Key stages in the process

107. Each Continental Assembly is called to put in place a discernment process on the DCS that is appropriate to its local context, and draft a Final Document to account for it. The Final Documents of the seven Continental Assemblies will be used as the basis for drafting the Instrumentum Laboris, which will be completed by June 2023. 

108. The vast majority of Episcopal Conferences that responded to the consultation sent by the General Secretariat of the Synod want representatives from the entire People of God to be involved in the Continental Stage. It is therefore asked that all Assemblies be ecclesial and not merely episcopal, ensuring that their composition adequately represents the variety of the People of God: bishops, presbyters, deacons, consecrated women and men, laymen and women. With respect to the participants in the Continental Assemblies, it is important to pay special attention to the presence of women and young people (laymen and laywomen, consecrated men and women in formation, seminarians); people living in conditions of poverty or marginalization, and those who have direct contact with these groups and persons; fraternal delegates from other Christian denominations; representatives of other religions and faith traditions; and some people with no religious affiliation. Furthermore, bishops are invited to meet at the end of the Continental Assemblies to collegially reread the lived synodal experience from the perspective of their specific charism and role. In particular, they are asked to identify appropriate ways to carry out their task of validating and approving the Final Document, ensuring that it is the fruit of an authentically synodal journey, respectful of the process that has taken place and faithful to the diverse voices of the People of God in each continent. 

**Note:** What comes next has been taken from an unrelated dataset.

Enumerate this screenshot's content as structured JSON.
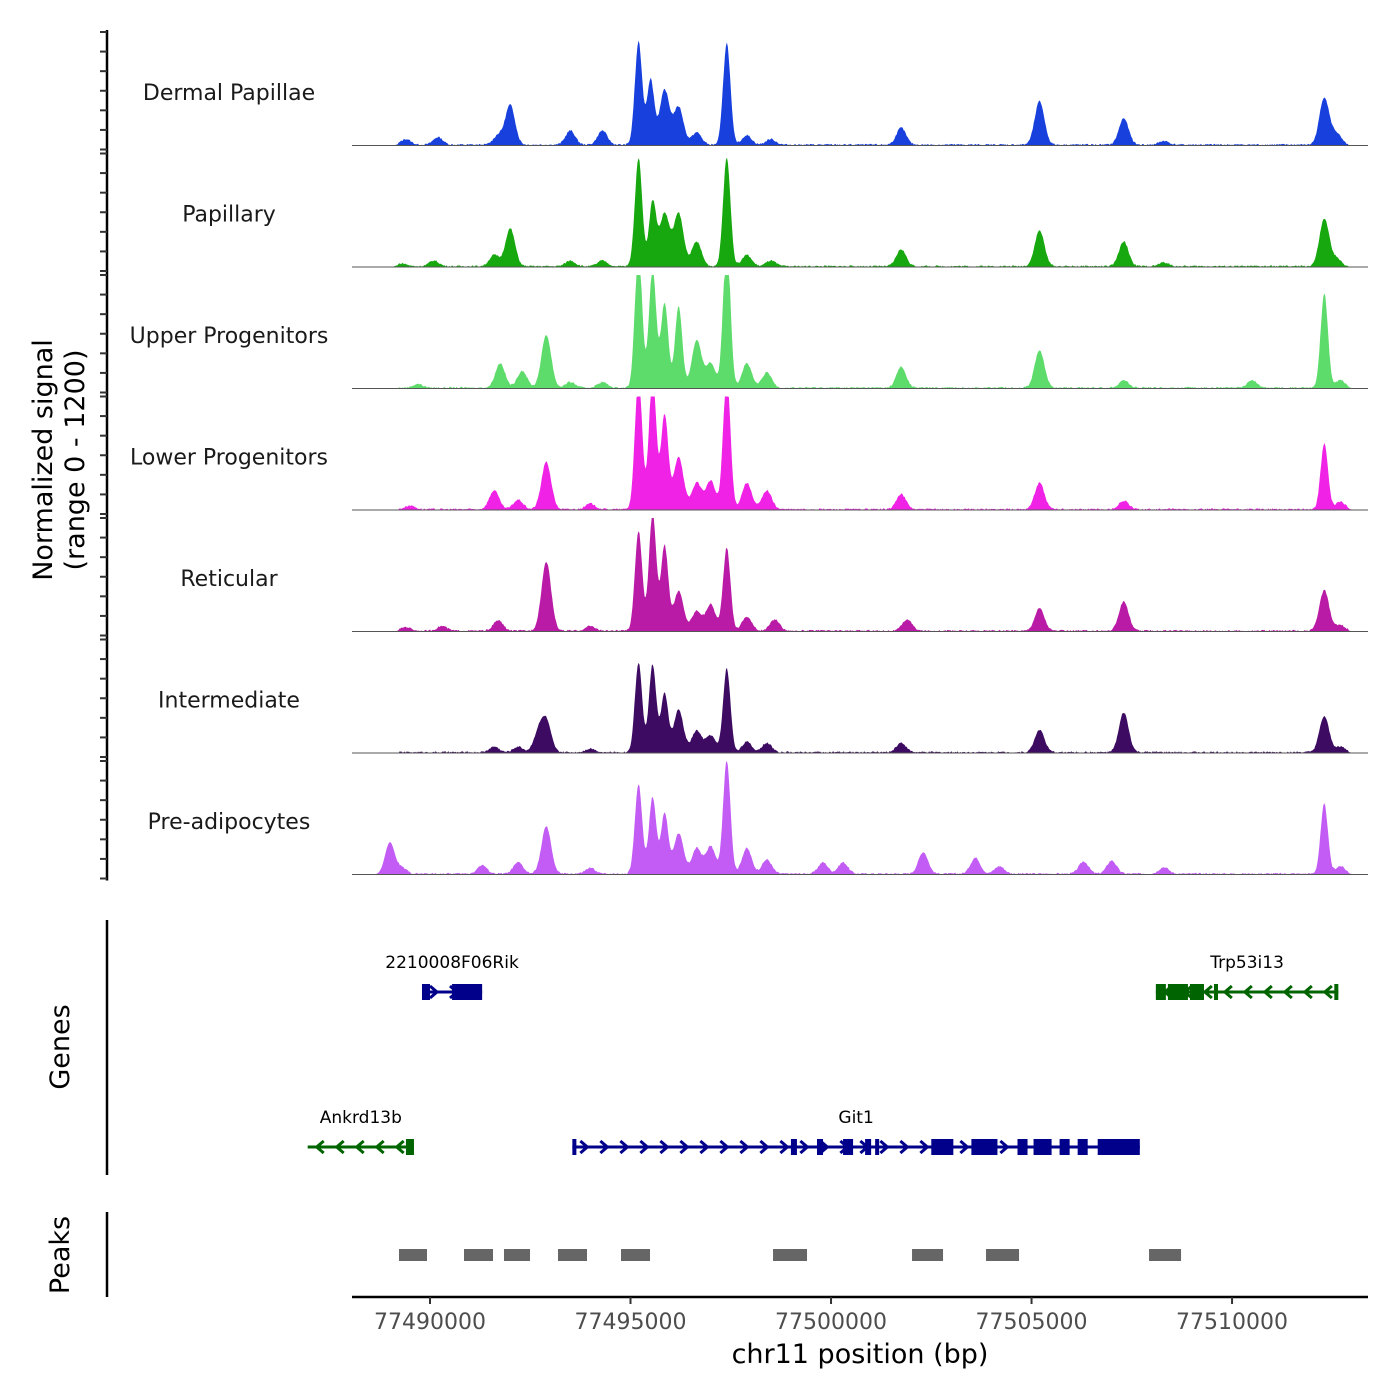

109. The process leading from the publication of this DCS to the drafting of the Instrumentum Laboris will be marked by the following steps:

1) The DCS will be sent to all diocesan bishops; each of them, together with the diocesan synodal team that coordinated the first phase, will arrange an ecclesial process of discernment on the DCS, starting with the three questions indicated above in no. 106. Each local Church will thus have the opportunity to listen to the voice of the other Churches, gathered in the DCS, and to respond to it from its own experience.

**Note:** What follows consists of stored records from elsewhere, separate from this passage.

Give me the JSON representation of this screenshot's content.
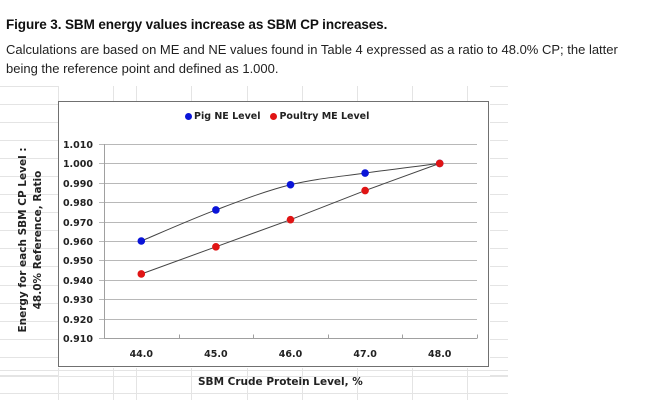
{
  "figure": {
    "title": "Figure 3.  SBM energy values increase as SBM CP increases.",
    "caption": "Calculations are based on ME and NE values found in Table 4 expressed as a ratio to 48.0% CP; the latter being the reference point and defined as 1.000."
  },
  "chart_data": {
    "type": "line",
    "title": "",
    "xlabel": "SBM Crude Protein Level, %",
    "ylabel": "Energy for each SBM CP Level : 48.0% Reference, Ratio",
    "ylabel_lines": [
      "Energy for each SBM CP Level :",
      "48.0% Reference, Ratio"
    ],
    "categories": [
      "44.0",
      "45.0",
      "46.0",
      "47.0",
      "48.0"
    ],
    "x_tick_labels": [
      "44.0",
      "45.0",
      "46.0",
      "47.0",
      "48.0"
    ],
    "y_tick_labels": [
      "1.010",
      "1.000",
      "0.990",
      "0.980",
      "0.970",
      "0.960",
      "0.950",
      "0.940",
      "0.930",
      "0.920",
      "0.910"
    ],
    "ylim": [
      0.91,
      1.01
    ],
    "y_step": 0.01,
    "grid": true,
    "legend_position": "top",
    "series": [
      {
        "name": "Pig NE Level",
        "color": "#0a14d8",
        "smooth": true,
        "values": [
          0.96,
          0.976,
          0.989,
          0.995,
          1.0
        ]
      },
      {
        "name": "Poultry ME Level",
        "color": "#e01414",
        "smooth": false,
        "values": [
          0.943,
          0.957,
          0.971,
          0.986,
          1.0
        ]
      }
    ]
  },
  "colors": {
    "gridline": "#b8b8b8",
    "axis": "#a0a0a0",
    "sheet_gridline": "#e4e4e4",
    "chart_border": "#707070",
    "connector": "#444444"
  }
}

2) With the involvement of its synodal team, each Episcopal Conference has the task of collecting and synthesizing in the form most appropriate to its own context the reflections around the three questions coming from the individual Dioceses.

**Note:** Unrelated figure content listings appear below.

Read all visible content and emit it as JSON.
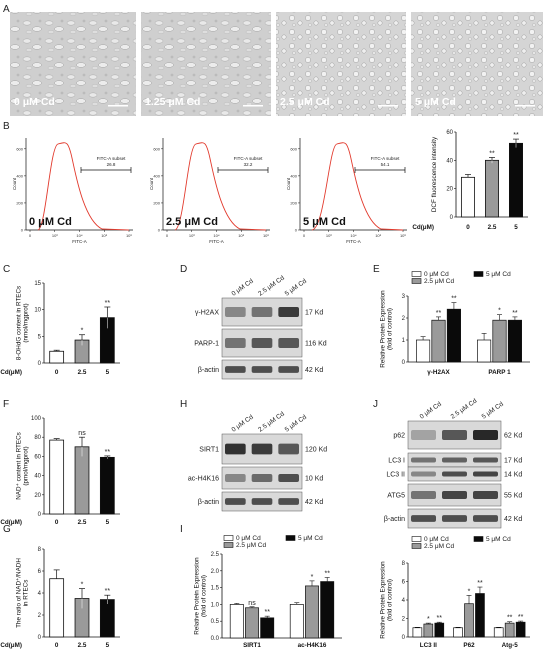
{
  "panel_labels": {
    "A": "A",
    "B": "B",
    "C": "C",
    "D": "D",
    "E": "E",
    "F": "F",
    "G": "G",
    "H": "H",
    "I": "I",
    "J": "J"
  },
  "cd_unit": "Cd(μM)",
  "sig": {
    "ss": "**",
    "s": "*",
    "ns": "ns"
  },
  "micrographs": [
    {
      "label": "0 μM Cd"
    },
    {
      "label": "1.25 μM Cd"
    },
    {
      "label": "2.5 μM Cd"
    },
    {
      "label": "5 μM Cd"
    }
  ],
  "flow": {
    "ylabel": "Count",
    "xlabel": "FITC-A",
    "gate_label": "FITC-A subset",
    "yticks": [
      "0",
      "200",
      "400",
      "600"
    ],
    "xticks": [
      "0",
      "10³",
      "10⁴",
      "10⁵",
      "10⁶"
    ],
    "plots": [
      {
        "label": "0 μM Cd",
        "gate_value": "26.8",
        "peak": 0.27
      },
      {
        "label": "2.5 μM Cd",
        "gate_value": "32.2",
        "peak": 0.32
      },
      {
        "label": "5 μM Cd",
        "gate_value": "54.1",
        "peak": 0.54
      }
    ]
  },
  "blot_D": {
    "lanes": [
      "0 μM Cd",
      "2.5 μM Cd",
      "5 μM Cd"
    ],
    "rows": [
      {
        "name": "γ-H2AX",
        "size": "17 Kd"
      },
      {
        "name": "PARP-1",
        "size": "116 Kd"
      },
      {
        "name": "β-actin",
        "size": "42 Kd"
      }
    ]
  },
  "blot_H": {
    "lanes": [
      "0 μM Cd",
      "2.5 μM Cd",
      "5 μM Cd"
    ],
    "rows": [
      {
        "name": "SIRT1",
        "size": "120 Kd"
      },
      {
        "name": "ac-H4K16",
        "size": "10 Kd"
      },
      {
        "name": "β-actin",
        "size": "42 Kd"
      }
    ]
  },
  "blot_J": {
    "lanes": [
      "0 μM Cd",
      "2.5 μM Cd",
      "5 μM Cd"
    ],
    "rows": [
      {
        "name": "p62",
        "size": "62 Kd"
      },
      {
        "name": "LC3 I",
        "size": "17 Kd"
      },
      {
        "name": "LC3 II",
        "size": "14 Kd"
      },
      {
        "name": "ATG5",
        "size": "55 Kd"
      },
      {
        "name": "β-actin",
        "size": "42 Kd"
      }
    ]
  },
  "legend": [
    "0 μM Cd",
    "2.5 μM Cd",
    "5 μM Cd"
  ],
  "colors": {
    "c0": "#ffffff",
    "c25": "#9a9a9a",
    "c5": "#0a0a0a",
    "flow_line": "#e23b2e",
    "gate": "#111111"
  },
  "chart_data": [
    {
      "id": "B",
      "type": "bar",
      "ylabel": "DCF fluorescence intensity",
      "categories": [
        "0",
        "2.5",
        "5"
      ],
      "values": [
        28,
        40,
        52
      ],
      "errors": [
        2,
        2,
        3
      ],
      "ylim": [
        0,
        60
      ],
      "yticks": [
        0,
        20,
        40,
        60
      ],
      "sig": [
        "",
        "**",
        "**"
      ]
    },
    {
      "id": "C",
      "type": "bar",
      "ylabel": "8-OHdG content in RTECs\n(nmol/mgprot)",
      "categories": [
        "0",
        "2.5",
        "5"
      ],
      "values": [
        2.2,
        4.3,
        8.5
      ],
      "errors": [
        0.2,
        1.0,
        2.0
      ],
      "ylim": [
        0,
        15
      ],
      "yticks": [
        0,
        5,
        10,
        15
      ],
      "sig": [
        "",
        "*",
        "**"
      ]
    },
    {
      "id": "E",
      "type": "bar",
      "ylabel": "Relative Protein Expression\n(fold of control)",
      "categories": [
        "γ-H2AX",
        "PARP 1"
      ],
      "series": [
        {
          "name": "0 μM Cd",
          "values": [
            1.0,
            1.0
          ],
          "errors": [
            0.15,
            0.3
          ]
        },
        {
          "name": "2.5 μM Cd",
          "values": [
            1.9,
            1.9
          ],
          "errors": [
            0.15,
            0.25
          ]
        },
        {
          "name": "5 μM Cd",
          "values": [
            2.4,
            1.9
          ],
          "errors": [
            0.3,
            0.15
          ]
        }
      ],
      "ylim": [
        0,
        3
      ],
      "yticks": [
        0,
        1,
        2,
        3
      ],
      "sig": [
        [
          "",
          "**",
          "**"
        ],
        [
          "",
          "*",
          "**"
        ]
      ]
    },
    {
      "id": "F",
      "type": "bar",
      "ylabel": "NAD⁺ content in RTECs\n(pmol/mgprot)",
      "categories": [
        "0",
        "2.5",
        "5"
      ],
      "values": [
        77,
        70,
        59
      ],
      "errors": [
        1.5,
        10,
        1.5
      ],
      "ylim": [
        0,
        100
      ],
      "yticks": [
        0,
        20,
        40,
        60,
        80,
        100
      ],
      "sig": [
        "",
        "ns",
        "**"
      ]
    },
    {
      "id": "G",
      "type": "bar",
      "ylabel": "The ratio of NAD⁺/NADH\nin RTECs",
      "categories": [
        "0",
        "2.5",
        "5"
      ],
      "values": [
        5.3,
        3.5,
        3.4
      ],
      "errors": [
        0.8,
        0.9,
        0.4
      ],
      "ylim": [
        0,
        8
      ],
      "yticks": [
        0,
        2,
        4,
        6,
        8
      ],
      "sig": [
        "",
        "*",
        "**"
      ]
    },
    {
      "id": "I",
      "type": "bar",
      "ylabel": "Relative Protein Expression\n(fold of control)",
      "categories": [
        "SIRT1",
        "ac-H4K16"
      ],
      "series": [
        {
          "name": "0 μM Cd",
          "values": [
            1.0,
            1.0
          ],
          "errors": [
            0.03,
            0.05
          ]
        },
        {
          "name": "2.5 μM Cd",
          "values": [
            0.9,
            1.55
          ],
          "errors": [
            0.03,
            0.15
          ]
        },
        {
          "name": "5 μM Cd",
          "values": [
            0.6,
            1.68
          ],
          "errors": [
            0.05,
            0.12
          ]
        }
      ],
      "ylim": [
        0,
        2.5
      ],
      "yticks": [
        0.0,
        0.5,
        1.0,
        1.5,
        2.0,
        2.5
      ],
      "sig": [
        [
          "",
          "ns",
          "**"
        ],
        [
          "",
          "*",
          "**"
        ]
      ]
    },
    {
      "id": "J",
      "type": "bar",
      "ylabel": "Relative Protein Expression\n(fold of control)",
      "categories": [
        "LC3 II",
        "P62",
        "Atg-5"
      ],
      "series": [
        {
          "name": "0 μM Cd",
          "values": [
            1.0,
            1.0,
            1.0
          ],
          "errors": [
            0.05,
            0.05,
            0.05
          ]
        },
        {
          "name": "2.5 μM Cd",
          "values": [
            1.4,
            3.6,
            1.5
          ],
          "errors": [
            0.1,
            0.9,
            0.15
          ]
        },
        {
          "name": "5 μM Cd",
          "values": [
            1.5,
            4.7,
            1.6
          ],
          "errors": [
            0.1,
            0.7,
            0.12
          ]
        }
      ],
      "ylim": [
        0,
        8
      ],
      "yticks": [
        0,
        2,
        4,
        6,
        8
      ],
      "sig": [
        [
          "",
          "*",
          "**"
        ],
        [
          "",
          "*",
          "**"
        ],
        [
          "",
          "**",
          "**"
        ]
      ]
    }
  ]
}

3) The reflection and discernment of each Episcopal Conference will then be shared within the Continental Assembly, according to the modalities identified by the Continental Task Force.

4) In planning the conduct of each specific Continental Assembly, it may be useful to reflect on how to use the widespread and much-appreciated method of “spiritual conversation” (see Vademecum, Appendix B, no. 8), which can facilitate the involvement of all in discernment. In particular, its three phases should be emphasized: the taking of the floor by each participant, the resonance of listening to others, and the discernment of the fruits by the group. As already highlighted in the Methodological Guidelines, it will be important to ensure the participation in the Continental Assemblies of bishops, priests, deacons, lay men and women, consecrated men and women, as well as people capable of expressing the views of those on the margins.

5) Each Continental Assembly will draft its own Final Document of a maximum of about twenty pages confronting the three questions from its own specific context. The Final Documents are to be submitted by each Continental Task Force to the Synod Secretariat by March 31, 2023. Based on the Final Documents of the Continental Assemblies, the Instrumentum laboris will be drafted by June 2023.